Tepat saat itu, Emhart yang berada di pundak Fisher berinisiatif membuka mulutnya dan menjelaskan kepada Ilos,
“Tenang. Pria ini adalah seorang cendekiawan ras setengah manusia yang termasuk yang terbaik di Benua Barat… tipe yang memang hebat dalam segala hal. Sepanjang perjalanan kita, kita juga telah bertemu dengan banyak ras setengah manusia yang memiliki ciri-ciri berbeda. Dia cukup berpengalaman dalam menangani masalah seperti ini; kau bisa mencoba mempercayainya untuk sementara waktu. Lagipula, bahkan jika pada akhirnya kau tetap tidak mendapatkan kesimpulan dan sudah dipastikan kau mengandung anaknya, dia pasti akan bertanggung jawab, kan?”
Fisher melirik Emhart yang menggambarkan kejadian itu dengan gamblang tanpa ekspresi, untuk sementara mengabaikan petunjuk-petunjuk tersirat yang terselip dalam kata-katanya. Fisher menarik pena dan kertas dari tangannya, mengarahkan pandangannya ke biarawati kelinci di hadapannya. Jarang sekali, ia menindaklanjuti kata-kata Emhart, mengulurkan tangannya untuk membuat gerakan doa kepada Dewi Ibu yang sangat standar.
“Saudari Ilos, maukah kau mencoba mempercayakan kepercayaanmu kepadaku? Dengan Dewi Ibu sebagai saksi, aku tidak akan mengecewakanmu.”

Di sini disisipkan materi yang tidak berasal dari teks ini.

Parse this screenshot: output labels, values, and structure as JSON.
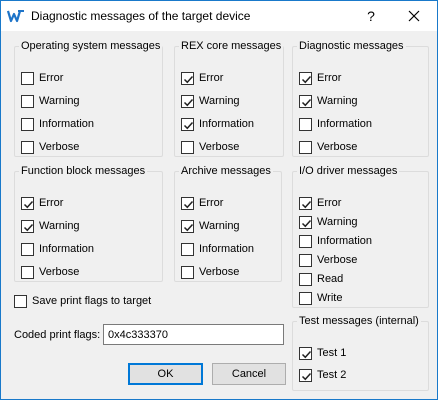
{
  "window": {
    "title": "Diagnostic messages of the target device",
    "help_label": "?",
    "icons": {
      "app": "rex-logo-icon",
      "close": "close-icon"
    }
  },
  "groups": [
    {
      "id": "os",
      "title": "Operating system messages",
      "items": [
        {
          "label": "Error",
          "checked": false
        },
        {
          "label": "Warning",
          "checked": false
        },
        {
          "label": "Information",
          "checked": false
        },
        {
          "label": "Verbose",
          "checked": false
        }
      ]
    },
    {
      "id": "rex-core",
      "title": "REX core messages",
      "items": [
        {
          "label": "Error",
          "checked": true
        },
        {
          "label": "Warning",
          "checked": true
        },
        {
          "label": "Information",
          "checked": true
        },
        {
          "label": "Verbose",
          "checked": false
        }
      ]
    },
    {
      "id": "diagnostic",
      "title": "Diagnostic messages",
      "items": [
        {
          "label": "Error",
          "checked": true
        },
        {
          "label": "Warning",
          "checked": true
        },
        {
          "label": "Information",
          "checked": false
        },
        {
          "label": "Verbose",
          "checked": false
        }
      ]
    },
    {
      "id": "function-block",
      "title": "Function block messages",
      "items": [
        {
          "label": "Error",
          "checked": true
        },
        {
          "label": "Warning",
          "checked": true
        },
        {
          "label": "Information",
          "checked": false
        },
        {
          "label": "Verbose",
          "checked": false
        }
      ]
    },
    {
      "id": "archive",
      "title": "Archive messages",
      "items": [
        {
          "label": "Error",
          "checked": true
        },
        {
          "label": "Warning",
          "checked": true
        },
        {
          "label": "Information",
          "checked": false
        },
        {
          "label": "Verbose",
          "checked": false
        }
      ]
    },
    {
      "id": "io-driver",
      "title": "I/O driver messages",
      "items": [
        {
          "label": "Error",
          "checked": true
        },
        {
          "label": "Warning",
          "checked": true
        },
        {
          "label": "Information",
          "checked": false
        },
        {
          "label": "Verbose",
          "checked": false
        },
        {
          "label": "Read",
          "checked": false
        },
        {
          "label": "Write",
          "checked": false
        }
      ]
    },
    {
      "id": "test",
      "title": "Test messages (internal)",
      "items": [
        {
          "label": "Test 1",
          "checked": true
        },
        {
          "label": "Test 2",
          "checked": true
        }
      ]
    }
  ],
  "save_flags": {
    "label": "Save print flags to target",
    "checked": false
  },
  "coded_flags": {
    "label": "Coded print flags:",
    "value": "0x4c333370"
  },
  "buttons": {
    "ok": "OK",
    "cancel": "Cancel"
  },
  "colors": {
    "accent": "#0078d7",
    "window_border": "#1979ca",
    "background": "#f0f0f0"
  }
}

Sinar matahari masuk ke ruangan dari gereja di luar, menerangi profil samping Fisher yang tampan. Untuk sesaat, hal itu membuat Ilos, anak yang taat kepada Dewi Ibu, tidak dapat membedakan apakah dia benar-benar iblis dari Kitab Penciptaan yang mencoba memperdaya umat manusia, atau malaikat yang membimbing arah masa depan umat manusia.